France: death of one of the country’s most famous judges
France: death of one of the country’s most famous judges

Former investigating judge Renaud Van Ruymbeke, known for having notably investigated high-profile political-financial cases such as Elf, Urba and Cahuzac, has died at the age of 71.

“Judge Renaud Van Ruymbeke has left us. France loses a great magistrate (judge) and Justice an immense servant. I send my heartfelt condolences to his family and loved ones.”announced Friday the Minister of Justice, Eric Dupond-Moretti, on X (ex-Twitter).

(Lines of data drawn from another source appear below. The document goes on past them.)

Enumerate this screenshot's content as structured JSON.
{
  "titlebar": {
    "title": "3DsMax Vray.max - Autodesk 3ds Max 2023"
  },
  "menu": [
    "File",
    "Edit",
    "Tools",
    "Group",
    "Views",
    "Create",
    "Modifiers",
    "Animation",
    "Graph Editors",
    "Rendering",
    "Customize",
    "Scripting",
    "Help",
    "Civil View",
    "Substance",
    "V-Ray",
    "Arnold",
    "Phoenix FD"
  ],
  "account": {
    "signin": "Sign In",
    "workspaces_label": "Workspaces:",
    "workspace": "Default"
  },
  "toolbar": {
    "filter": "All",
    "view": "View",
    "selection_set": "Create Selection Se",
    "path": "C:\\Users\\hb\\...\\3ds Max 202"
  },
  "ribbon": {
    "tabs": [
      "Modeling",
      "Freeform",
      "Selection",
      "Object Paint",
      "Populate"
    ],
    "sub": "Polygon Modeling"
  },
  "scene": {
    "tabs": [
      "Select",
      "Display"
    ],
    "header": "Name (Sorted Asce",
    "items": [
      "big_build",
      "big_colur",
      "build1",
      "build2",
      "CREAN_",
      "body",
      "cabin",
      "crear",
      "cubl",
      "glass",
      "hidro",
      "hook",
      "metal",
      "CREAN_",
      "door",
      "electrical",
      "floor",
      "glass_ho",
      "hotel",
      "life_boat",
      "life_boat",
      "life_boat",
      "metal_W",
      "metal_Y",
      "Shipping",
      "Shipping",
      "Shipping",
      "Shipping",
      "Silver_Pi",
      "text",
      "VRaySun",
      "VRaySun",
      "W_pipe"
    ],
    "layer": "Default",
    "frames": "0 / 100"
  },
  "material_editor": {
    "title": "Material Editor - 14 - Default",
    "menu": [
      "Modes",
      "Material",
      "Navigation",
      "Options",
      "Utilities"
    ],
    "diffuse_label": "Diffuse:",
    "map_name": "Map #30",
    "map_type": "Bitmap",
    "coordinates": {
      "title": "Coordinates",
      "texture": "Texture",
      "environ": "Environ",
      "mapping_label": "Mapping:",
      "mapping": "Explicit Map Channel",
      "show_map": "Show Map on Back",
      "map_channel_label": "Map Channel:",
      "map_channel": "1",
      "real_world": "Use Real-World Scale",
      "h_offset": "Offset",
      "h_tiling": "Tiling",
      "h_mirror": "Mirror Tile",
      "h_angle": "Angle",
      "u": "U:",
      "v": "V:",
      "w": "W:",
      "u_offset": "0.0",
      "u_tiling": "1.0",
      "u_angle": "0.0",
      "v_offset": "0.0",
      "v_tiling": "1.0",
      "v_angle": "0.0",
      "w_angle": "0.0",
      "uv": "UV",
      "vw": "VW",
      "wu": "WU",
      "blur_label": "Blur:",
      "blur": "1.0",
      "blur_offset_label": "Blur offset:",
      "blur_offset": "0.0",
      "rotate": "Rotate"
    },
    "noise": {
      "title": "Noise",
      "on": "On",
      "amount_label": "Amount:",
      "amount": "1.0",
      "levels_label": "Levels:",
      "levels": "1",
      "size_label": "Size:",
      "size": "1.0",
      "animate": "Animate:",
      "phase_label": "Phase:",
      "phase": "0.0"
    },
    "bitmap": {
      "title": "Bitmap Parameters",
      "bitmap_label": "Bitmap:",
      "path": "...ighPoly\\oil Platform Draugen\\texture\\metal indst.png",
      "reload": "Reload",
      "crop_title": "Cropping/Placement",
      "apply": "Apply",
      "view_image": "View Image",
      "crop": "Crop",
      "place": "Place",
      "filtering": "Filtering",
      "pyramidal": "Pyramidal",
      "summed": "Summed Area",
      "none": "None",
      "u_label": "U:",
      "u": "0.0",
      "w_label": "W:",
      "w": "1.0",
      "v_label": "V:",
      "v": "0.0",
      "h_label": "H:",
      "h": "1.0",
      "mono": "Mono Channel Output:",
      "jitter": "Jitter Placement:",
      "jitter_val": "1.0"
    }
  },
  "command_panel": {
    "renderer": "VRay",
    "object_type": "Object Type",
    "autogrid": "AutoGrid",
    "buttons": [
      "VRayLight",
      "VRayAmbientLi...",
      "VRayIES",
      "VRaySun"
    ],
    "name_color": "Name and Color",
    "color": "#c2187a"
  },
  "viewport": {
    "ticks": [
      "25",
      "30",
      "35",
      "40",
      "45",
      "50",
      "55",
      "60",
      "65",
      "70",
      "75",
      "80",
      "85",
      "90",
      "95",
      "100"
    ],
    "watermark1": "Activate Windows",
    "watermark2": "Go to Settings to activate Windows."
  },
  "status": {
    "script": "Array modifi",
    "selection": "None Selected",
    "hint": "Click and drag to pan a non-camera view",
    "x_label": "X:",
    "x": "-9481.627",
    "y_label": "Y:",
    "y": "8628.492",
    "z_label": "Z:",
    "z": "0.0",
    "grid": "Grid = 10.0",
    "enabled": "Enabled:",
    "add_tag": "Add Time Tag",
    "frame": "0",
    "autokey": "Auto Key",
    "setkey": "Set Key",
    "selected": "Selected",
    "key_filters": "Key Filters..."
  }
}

Retired since 2019, Mr. Van Rymbeke, with a slender silhouette, wearing a mustache and thin glasses, was one of the emblematic judges in the fight against corruption in France and has investigated some of the most sensitive political and financial cases in recent years. decades.

Among his instructions are notably the Urba affair, on the secret financing of the Socialist Party, investigations into Jérôme Cahuzac and the Balkany couple, or even the complex affair of the Taiwan frigates. In 2008, he also led the investigation into the giant frauds of Société Générale trader Jérôme Kerviel.

For years, Mr. Van Ruymbeke, born August 19, 1952 in Neuilly-sur-Seine, also tracked alleged flows of hidden financing by Muammar Gaddafi’s Libya of Nicolas Sarkozy’s presidential campaign in 2007.

His path crossed that of the former president on several occasions, from the Clearstream affair, which had threatened the judge with a disciplinary sanction, to that of Karachi on the financing of Edouard Balladur’s campaign in 1995, of which Sarkozy was the spokesperson.

“Servant of justice”

The announcement of his death, the cause of which was not specified, aroused emotion in the legal world.

Mr Van Ruymbeke “embodied the image of the independent and courageous investigating judge, and will leave an indelible mark in the judicial history of our country”reacted Rémy Heitz, attorney general at the Court of Cassation.

Former Marseille prosecutor Dominique Laurens welcomed “a great servant of justice, a free and determined spirit who inspired generations of magistrates through his fight against economic and financial crime and corruption”.

“We have lost an exceptional magistrate who spent his life working tirelessly in the service of Justice”underlined the Bâtonnier of Paris, Me Pierre Hoffman.

A great slayer of tax evasion and tax havens, the former judge noted that“There is a lot of money at our doors and no one is doing anything”during the last interview given to AFP, in November 2022.

The magistrate, a great football fan and also an accomplished pianist, had called for “the need for awareness”, “at a time when States have significant deficits, big needs for hospitals, for the energy transition”.

Bluntly, he urged States to recover lost revenue from “from tax evasion to drug trafficking and corruption”.

“Opaque circuits”

In his latest book “Offshore. Behind the edifying scenes of tax havens » (Ed. The Links that Liberate), Mr. Van Ruymbeke denounced the little “political will to eradicate the system”to track down “the opaque circuits of tax havens”.

Faced with multinationals who “raise profits in countries where taxes are low”he had called for this “that the law evolves”.

His satisfaction lay in the establishment in 2016 of the Judicial Convention of Public Interest (Cjip) which allows companies suspected of corruption, influence peddling or tax evasion to escape criminal prosecution by paying a fine.

In recent years, heavyweights like Airbus (2.1 billion euros in 2020), Google (500 million euros in 2021) or McDonald’s (1.25 billion in June 2022) have gone to the cash register to put an end to legal investigations.